Mientras Carlos corría hasta el
trabajo de su padre, Rocío hacía lo mismo por las calles de Madrid, sintiendo
como la sangre de su hijo empapaba sus ropas, y sus lágrimas hacían lo propio
con el negro pelo de su hijo. A cada paso que daba de su boca salía una
súplica, pidiendo al cielo que no le pasara nada grave a Gabriel.
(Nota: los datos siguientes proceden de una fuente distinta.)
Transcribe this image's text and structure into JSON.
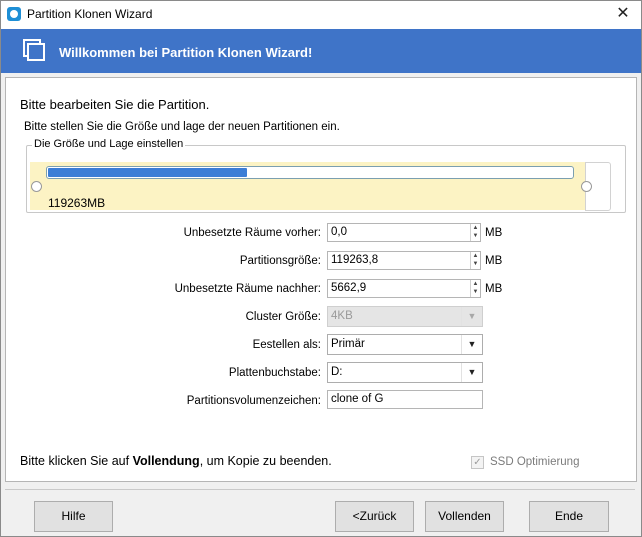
{
  "window": {
    "title": "Partition Klonen Wizard",
    "close_glyph": "✕"
  },
  "banner": {
    "title": "Willkommen bei Partition Klonen Wizard!",
    "icon": "copy-icon"
  },
  "content": {
    "heading": "Bitte bearbeiten Sie die Partition.",
    "subheading": "Bitte stellen Sie die Größe und lage der neuen Partitionen ein.",
    "group_label": "Die Größe und Lage einstellen",
    "partition_bar": {
      "size_label": "119263MB",
      "fill_fraction": 0.38
    },
    "fields": {
      "before": {
        "label": "Unbesetzte Räume vorher:",
        "value": "0,0",
        "unit": "MB"
      },
      "size": {
        "label": "Partitionsgröße:",
        "value": "119263,8",
        "unit": "MB"
      },
      "after": {
        "label": "Unbesetzte Räume nachher:",
        "value": "5662,9",
        "unit": "MB"
      },
      "cluster": {
        "label": "Cluster Größe:",
        "value": "4KB"
      },
      "create_as": {
        "label": "Eestellen als:",
        "value": "Primär"
      },
      "drive_letter": {
        "label": "Plattenbuchstabe:",
        "value": "D:"
      },
      "volume_label": {
        "label": "Partitionsvolumenzeichen:",
        "value": "clone of G"
      }
    },
    "footer_prefix": "Bitte klicken Sie auf ",
    "footer_bold": "Vollendung",
    "footer_suffix": ", um Kopie zu beenden.",
    "ssd": {
      "label": "SSD Optimierung",
      "checked": true
    }
  },
  "buttons": {
    "help": "Hilfe",
    "back": "<Zurück",
    "finish": "Vollenden",
    "end": "Ende"
  },
  "glyphs": {
    "spin_up": "▲",
    "spin_down": "▼",
    "combo_arrow": "▼",
    "check": "✓"
  }
}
-Madre, ya no llore más. Estoy bien.
Ya todo pasó – débil voz fue la que pronunció aquellas palabras. Al instante
Rocío paró su carrera, sólo el tiempo necesario para besar la cara de su hijo.
La familia regresaba a su vivienda,
tras decir el médico que Gabriel no corría ningún peligro.
Rocío tras acostar a Gabriel se
afanaba en terminar el guiso para que Pedro pudiera regresar a su trabajo,
mientras el cabeza de familia interrogaba al pequeño Carlos.
-Me vas a contar de una santa vez
¿qué ha pasado?
Carlos sabiendo que lo inevitable iba
a pasar, tras agachar su cabeza, decidió comenzar a hablar.
-Estábamos en el descampado y llegaron
unos chicos mayores – sintió como la mano de su padre llegaba hasta su cabeza
con gran fuerza.
-Pero ¿cómo os tiene que decir
vuestra madre que no le gusta que andéis por ese lugar?
-Pedro, no pegues al niño – Rocío
acariciaba con dulzura la cabeza de su hijo- seguro que ahora ya no regresan
allí.
-¿Que no le pegue? Debería sacar el
cinto a relucir para que aprendan de una vez a obedecer. A punto ha estado
vuestra desobediencia de causar una gran desgracia. ¿Qué hubiera pasado si lo
de Gabriel hubiera sido algo grave?
Gabriel había escuchado cada palabra
pronunciada por su padre, y decidió salir de la habitación.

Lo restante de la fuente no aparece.